Por el momento, se mantenía en equilibrio en su cuerda floja. Incluso, estaba muy ocupado subiéndose otra vez a un pedestal. Ahora era la víctima de una mujer poco razonable. Una mujer que soporta a un hombre durante diez años, y después, cuando él empieza a envejecer, cuando está a punto de volverse sensato y sedentario, a punto de retirarse de su carrera de amante, se vuelve contra él y le deja solo.

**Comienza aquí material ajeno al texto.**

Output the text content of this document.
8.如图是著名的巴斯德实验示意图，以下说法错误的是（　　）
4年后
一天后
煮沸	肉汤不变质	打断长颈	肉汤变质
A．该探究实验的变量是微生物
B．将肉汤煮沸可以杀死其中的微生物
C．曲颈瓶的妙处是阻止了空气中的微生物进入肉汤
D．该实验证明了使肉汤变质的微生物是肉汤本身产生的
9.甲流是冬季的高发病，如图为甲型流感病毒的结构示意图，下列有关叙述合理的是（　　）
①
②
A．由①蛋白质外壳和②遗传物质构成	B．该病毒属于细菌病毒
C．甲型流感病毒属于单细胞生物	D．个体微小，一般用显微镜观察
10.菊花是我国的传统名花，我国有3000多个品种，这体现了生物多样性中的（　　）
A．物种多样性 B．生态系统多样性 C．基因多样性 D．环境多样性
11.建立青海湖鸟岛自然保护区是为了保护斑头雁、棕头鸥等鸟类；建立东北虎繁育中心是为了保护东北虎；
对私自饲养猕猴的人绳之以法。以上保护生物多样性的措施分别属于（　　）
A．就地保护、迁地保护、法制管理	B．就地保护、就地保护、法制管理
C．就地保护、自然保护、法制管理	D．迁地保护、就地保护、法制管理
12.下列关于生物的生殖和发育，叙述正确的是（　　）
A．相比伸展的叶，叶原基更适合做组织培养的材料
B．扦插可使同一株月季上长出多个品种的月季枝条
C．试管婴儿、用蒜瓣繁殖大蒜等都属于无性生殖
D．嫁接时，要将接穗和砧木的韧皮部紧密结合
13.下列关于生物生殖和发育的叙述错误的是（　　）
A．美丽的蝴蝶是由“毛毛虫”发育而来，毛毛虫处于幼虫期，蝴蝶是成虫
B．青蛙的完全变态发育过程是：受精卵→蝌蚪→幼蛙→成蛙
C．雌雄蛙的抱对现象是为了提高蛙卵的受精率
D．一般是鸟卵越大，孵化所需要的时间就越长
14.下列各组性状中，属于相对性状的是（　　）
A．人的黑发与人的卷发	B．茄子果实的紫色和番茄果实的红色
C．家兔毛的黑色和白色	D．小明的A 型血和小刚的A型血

Qué absoluta falta de lógica!
-Ahora -le confesó a Stella- empiezo a sentirme un poco cansado de mis aventuras amorosas. Ya no tengo el entusiasmo de antes.
Después de caminar un momento en silencio, añadió:
-Pero te tengo a ti, Stella.
Los tres amores de su vida. Y Stella no pudo decir lo que pensaba: «También has destruido mi amor».
Y en aquel mismo instante recordó cuándo había sucedido. Ella era una niña de doce años. Sus padres estaban separados y vivían en barrios muy alejados de la misma ciudad. Una vez a la semana, se le permitía visitar a su padre. Una vez a la semana Stella pasaba de un ambiente de pobreza y dificultades a un ambiente de lujo e indolencia. Un contraste tan violento que le producía una impresión dolorosa.
En una ocasión, al ir a visitar a su padre, vio a Laura por primera vez. La oyó reír. Vio su figura pequeña sumergida en pieles, y olió su perfume. No pudo verla como una mujer. Le parecía que era otra niña. Una niña vestida y peinada como una mujer, pero sonriente, crédula y natural. Sintió afecto hacia ella, sin recordar que ocupaba el lugar de su madre, y que ésta hubiese esperado de ella odio hacia la intrusa. Pero hasta para aquella niña de doce años estaba claro que era Laura quien necesitaba protección, que no era ella la conquistadora. Que en los modales suaves, amables y encantadores de su padre, el actor, acechaban múltiples peligros para los seres humanos, sobre todo para los más vulnerables. El mismo peligro que se había hecho realidad para su madre y para ella: el peligro del abandono, de la soledad.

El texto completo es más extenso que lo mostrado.